Tim è un uomo giovane, bello, sano, felice: ha sposato Jane che ama profondamente, ha una figlia, Rebecca, Becka, in normale crisi adolescenziale, ed è socio di un noto studio legale di Manhattan. Ha guadagnato molto, si può permettere una vita ricca e comoda nella sua villa fuori città. Ma improvvisamente arriva nella casa di questa famiglia realizzata un nemico invisibile, una malattia unica e misteriosa, un incubo che non abbandonerà più Tim. Egli è improvvisamente costretto ad abbandonare tutto e tutti e a mettersi in cammino, a piedi, portato dai suoi stessi passi verso mete sempre più lontane e sconosciute, per poi cadere esausto e addormentarsi dovunque si trovi, costringendo Jane ad andarlo a riprendere, spesso di notte, spesso in luoghi malsani e inospitali, sempre più lontani da casa. La sua vita cambia direzione: consulta medici, luminari, scienziati non solo americani i quali elargiscono consigli, analisi, terapie del tutto inefficaci. Le ricadute delle camminate si susseguono sempre più vicine. Jane prova di tutto per trattenere il marito: viene ammanettato al letto, viene legato per mesi e sedato, gli viene confezionato un casco da ciclista che contiene raffinati sensori capaci di analizzare il percorso delle sue cellule cerebrali: niente. La medicina non è in grado di fermare i suoi passi forsennati, che vedono Tim costretto, dopo un gravissimo insuccesso professionale che costa la condanna ad un innocente, ad abbandonare lo studio legale, la famiglia, una vita normale. Ormai egli sarà una specie di pellegrino errante, senza meta, incapace di fermarsi, lacero, malato, preda del freddo del nord, del caldo del deserto, della sporcizia delle discariche dove trova rifugio, di luoghi infami che ci mostrano il lato più povero e malato degli Stati Uniti, una specie di backstage del paese più ricco del pianeta, che rivela i suoi aspetti più miserabili. Tim solo talvolta riesce a chiamare casa: nel corso degli anni sua figlia Becka avrà un figlio, sua moglie Jane si ammalerà di cancro, mentre lui non può che continuare il suo vagabondare da uno Stato all’altro dell’immenso continente americano, talvolta ricoverato in fin di vita in ospedali sconosciuti che poi lo dimettono senza conoscerne vita e destino.
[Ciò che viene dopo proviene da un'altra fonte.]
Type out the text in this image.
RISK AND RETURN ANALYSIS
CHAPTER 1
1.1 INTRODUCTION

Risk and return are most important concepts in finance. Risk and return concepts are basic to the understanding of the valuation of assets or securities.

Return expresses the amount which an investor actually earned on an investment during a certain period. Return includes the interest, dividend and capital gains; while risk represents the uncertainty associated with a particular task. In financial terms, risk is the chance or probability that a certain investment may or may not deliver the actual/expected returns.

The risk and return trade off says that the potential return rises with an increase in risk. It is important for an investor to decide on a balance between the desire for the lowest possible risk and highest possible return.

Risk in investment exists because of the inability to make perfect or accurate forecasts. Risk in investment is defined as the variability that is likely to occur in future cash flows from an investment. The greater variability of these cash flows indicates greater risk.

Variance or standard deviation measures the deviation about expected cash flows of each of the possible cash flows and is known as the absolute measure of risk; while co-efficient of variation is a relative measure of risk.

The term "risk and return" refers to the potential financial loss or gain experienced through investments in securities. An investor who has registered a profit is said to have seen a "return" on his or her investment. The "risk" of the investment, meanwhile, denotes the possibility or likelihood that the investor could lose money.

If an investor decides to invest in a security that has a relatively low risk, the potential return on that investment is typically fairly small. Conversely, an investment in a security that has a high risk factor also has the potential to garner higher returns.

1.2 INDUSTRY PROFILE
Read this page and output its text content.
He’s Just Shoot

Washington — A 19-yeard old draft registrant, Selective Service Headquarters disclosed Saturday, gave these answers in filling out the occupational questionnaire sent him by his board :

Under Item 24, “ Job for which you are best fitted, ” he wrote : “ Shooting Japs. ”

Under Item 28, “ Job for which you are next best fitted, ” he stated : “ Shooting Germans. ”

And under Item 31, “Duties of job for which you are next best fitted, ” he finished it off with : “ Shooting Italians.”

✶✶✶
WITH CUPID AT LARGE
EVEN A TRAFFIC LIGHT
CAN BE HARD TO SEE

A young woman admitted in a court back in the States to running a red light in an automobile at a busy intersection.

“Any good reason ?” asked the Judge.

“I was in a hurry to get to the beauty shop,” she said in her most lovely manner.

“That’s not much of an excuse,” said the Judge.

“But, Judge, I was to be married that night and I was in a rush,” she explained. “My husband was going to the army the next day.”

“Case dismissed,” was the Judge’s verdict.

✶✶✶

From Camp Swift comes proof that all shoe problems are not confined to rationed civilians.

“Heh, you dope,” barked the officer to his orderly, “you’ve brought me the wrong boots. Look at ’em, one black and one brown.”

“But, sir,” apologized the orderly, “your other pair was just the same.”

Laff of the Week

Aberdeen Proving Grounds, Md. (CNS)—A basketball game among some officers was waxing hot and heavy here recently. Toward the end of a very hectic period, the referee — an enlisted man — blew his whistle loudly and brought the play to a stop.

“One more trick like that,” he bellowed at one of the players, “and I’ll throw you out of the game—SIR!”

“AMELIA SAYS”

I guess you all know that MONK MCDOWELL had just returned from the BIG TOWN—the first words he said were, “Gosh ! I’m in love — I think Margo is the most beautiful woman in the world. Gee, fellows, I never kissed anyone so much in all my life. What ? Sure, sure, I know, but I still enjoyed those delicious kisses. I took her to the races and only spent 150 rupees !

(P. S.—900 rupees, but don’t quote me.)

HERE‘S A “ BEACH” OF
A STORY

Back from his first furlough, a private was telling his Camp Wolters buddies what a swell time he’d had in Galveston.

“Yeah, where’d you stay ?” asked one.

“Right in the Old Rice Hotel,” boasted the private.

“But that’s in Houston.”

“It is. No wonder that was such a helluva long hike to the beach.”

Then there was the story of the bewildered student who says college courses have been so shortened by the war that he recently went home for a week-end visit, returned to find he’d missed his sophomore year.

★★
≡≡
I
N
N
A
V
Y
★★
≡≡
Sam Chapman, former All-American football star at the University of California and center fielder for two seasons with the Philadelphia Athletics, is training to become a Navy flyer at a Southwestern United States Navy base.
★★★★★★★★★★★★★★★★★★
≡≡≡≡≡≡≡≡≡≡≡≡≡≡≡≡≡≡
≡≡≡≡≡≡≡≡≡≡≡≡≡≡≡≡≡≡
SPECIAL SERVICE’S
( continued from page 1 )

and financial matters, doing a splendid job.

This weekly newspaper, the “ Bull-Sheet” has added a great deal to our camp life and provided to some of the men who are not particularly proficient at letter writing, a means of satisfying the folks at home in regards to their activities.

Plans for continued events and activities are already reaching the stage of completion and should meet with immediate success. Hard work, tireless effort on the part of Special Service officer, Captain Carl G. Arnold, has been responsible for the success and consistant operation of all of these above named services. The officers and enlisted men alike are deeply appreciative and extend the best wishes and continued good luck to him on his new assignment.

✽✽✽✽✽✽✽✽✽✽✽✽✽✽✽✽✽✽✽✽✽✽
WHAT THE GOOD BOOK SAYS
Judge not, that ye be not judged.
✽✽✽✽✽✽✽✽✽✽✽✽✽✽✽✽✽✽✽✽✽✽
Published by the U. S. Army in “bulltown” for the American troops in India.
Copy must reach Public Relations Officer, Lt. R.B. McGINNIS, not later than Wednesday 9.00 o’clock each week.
Perché Tim deve camminare fino a morire di fatica e di stenti? Cosa ha voluto dirci il giovane Joshua Ferris in questo struggente romanzo sulla impossibilità di accogliere la felicità? L’uomo occidentale, ricco e tecnologico, pieno di certezze, deve soccombere all’irrazionalità del destino capriccioso? Perché si deve soffrire fino a morire di stenti nel paese che ha costruito la più grande ricchezza? Di fronte a questi angosciosi interrogativi non sembrano valere né la fede in Dio, né le armi della razionalità, né l’amore che pure appare l’unica vera risposta che l’autore voglia fornire agli inquietanti interrogativi esistenziali posti dal romanzo. Alla vigilia del suo ultimo viaggio, Tim mostra al suo unico amico, la guardia del corpo Frank che sedeva nell’atrio del suo studio legale e che gli era stato complice quando ancora tentava di nascondere la sua stravagante infermità, una fotografia della sua famiglia: Becka, suo marito, il piccolo Jack e alle loro spalle l’amatissima Jane, Banana nel loro intimo lessico familiare. Forse l’amore per una donna, per la famiglia come istituzione, sono l’unica risposta positiva in questo deserto sentimentale che Ferris ci ha raccontato nel suo davvero straordinario romanzo.